82 Philip Battell Stewart II (1922-1995), was the son of John Wolcott Stewart II, son of Philip Battell Stewart I, son of John Wolcott Stewart I, son of Ira Stewart, son of John Stewart, son of James Stewart, son of John Stewart, son of Robert Stewart (1655-1714), son of Walter Stewart, 7th of Gartnafuaran. (Severance pp.2-15, 27-28, 76-81, 117, 146.)
83 James Dinwoodie has provided me with a photocopy of this letter.

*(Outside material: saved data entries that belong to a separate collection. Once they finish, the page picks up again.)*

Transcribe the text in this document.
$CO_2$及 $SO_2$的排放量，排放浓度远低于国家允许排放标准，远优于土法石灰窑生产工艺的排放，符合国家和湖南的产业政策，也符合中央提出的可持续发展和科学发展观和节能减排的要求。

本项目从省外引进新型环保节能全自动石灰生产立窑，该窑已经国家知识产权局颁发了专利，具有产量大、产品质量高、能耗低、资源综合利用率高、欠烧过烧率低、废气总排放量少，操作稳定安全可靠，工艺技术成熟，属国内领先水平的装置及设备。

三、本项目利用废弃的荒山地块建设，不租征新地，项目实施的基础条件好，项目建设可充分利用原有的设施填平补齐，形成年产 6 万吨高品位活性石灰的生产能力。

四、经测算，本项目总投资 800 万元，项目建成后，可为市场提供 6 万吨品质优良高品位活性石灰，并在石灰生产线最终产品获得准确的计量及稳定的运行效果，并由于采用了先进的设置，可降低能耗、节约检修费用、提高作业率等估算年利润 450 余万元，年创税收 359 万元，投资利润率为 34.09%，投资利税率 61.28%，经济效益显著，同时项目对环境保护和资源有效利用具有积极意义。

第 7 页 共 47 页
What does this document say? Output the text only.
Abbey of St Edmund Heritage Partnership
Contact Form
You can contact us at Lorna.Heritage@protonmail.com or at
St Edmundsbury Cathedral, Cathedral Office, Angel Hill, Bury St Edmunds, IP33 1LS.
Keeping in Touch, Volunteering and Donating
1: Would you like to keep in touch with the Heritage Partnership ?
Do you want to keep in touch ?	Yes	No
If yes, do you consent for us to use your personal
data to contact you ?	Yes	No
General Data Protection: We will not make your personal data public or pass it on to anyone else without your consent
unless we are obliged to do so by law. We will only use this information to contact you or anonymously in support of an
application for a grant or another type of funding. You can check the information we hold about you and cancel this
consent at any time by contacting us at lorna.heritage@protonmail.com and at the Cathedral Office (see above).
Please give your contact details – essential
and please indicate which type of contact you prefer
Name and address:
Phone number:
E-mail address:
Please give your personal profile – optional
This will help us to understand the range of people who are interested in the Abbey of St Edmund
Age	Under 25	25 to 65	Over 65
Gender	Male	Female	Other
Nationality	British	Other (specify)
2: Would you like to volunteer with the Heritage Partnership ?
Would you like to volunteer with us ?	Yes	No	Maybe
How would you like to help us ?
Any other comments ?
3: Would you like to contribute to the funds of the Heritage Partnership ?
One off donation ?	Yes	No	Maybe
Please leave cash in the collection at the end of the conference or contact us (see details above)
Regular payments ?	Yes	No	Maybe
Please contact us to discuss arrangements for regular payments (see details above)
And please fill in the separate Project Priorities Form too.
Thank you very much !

84 See end note 39 and the notes of Philip B. Stewart quoted there.
85 Severance pp.33-34.
86 As we see from the 1654 Bond of Keltney Burn. See end notes 40 and 71 above.
87 The line from Robert Stewart (1655-1714) down to my own family is drawn from Severance pp.1-22, 31-35, 167-168; Patrie pp.153-154, 162; and Halleck pp.1-46, 68-75, 99-100, 108, 135, 142-143, 167. The suggestion that Robert Stewart’s wife Janette Forsyth may have been the daughter of John Forsyth and Catherine Morisone comes from James Dinwoodie and Kenneth Robertson’s 1988 pedigree chart of the Stewarts of Gartnafuaran and the Stewarts of Londonderry, N.H., and Colrain, Mass. Nora Stewart Yahl, Mary Stewart Clickner, and Clyde R. A’Neals provided the information on how their families branched off this lineage.
88 For documentation of the pedigrees in Appendix A, see my essay Blackhall Connection, from which Appendix A has been adapted.
89 For documentation of the pedigree in Appendix B, see my essay Plantagenet, from which Appendix B has been adapted.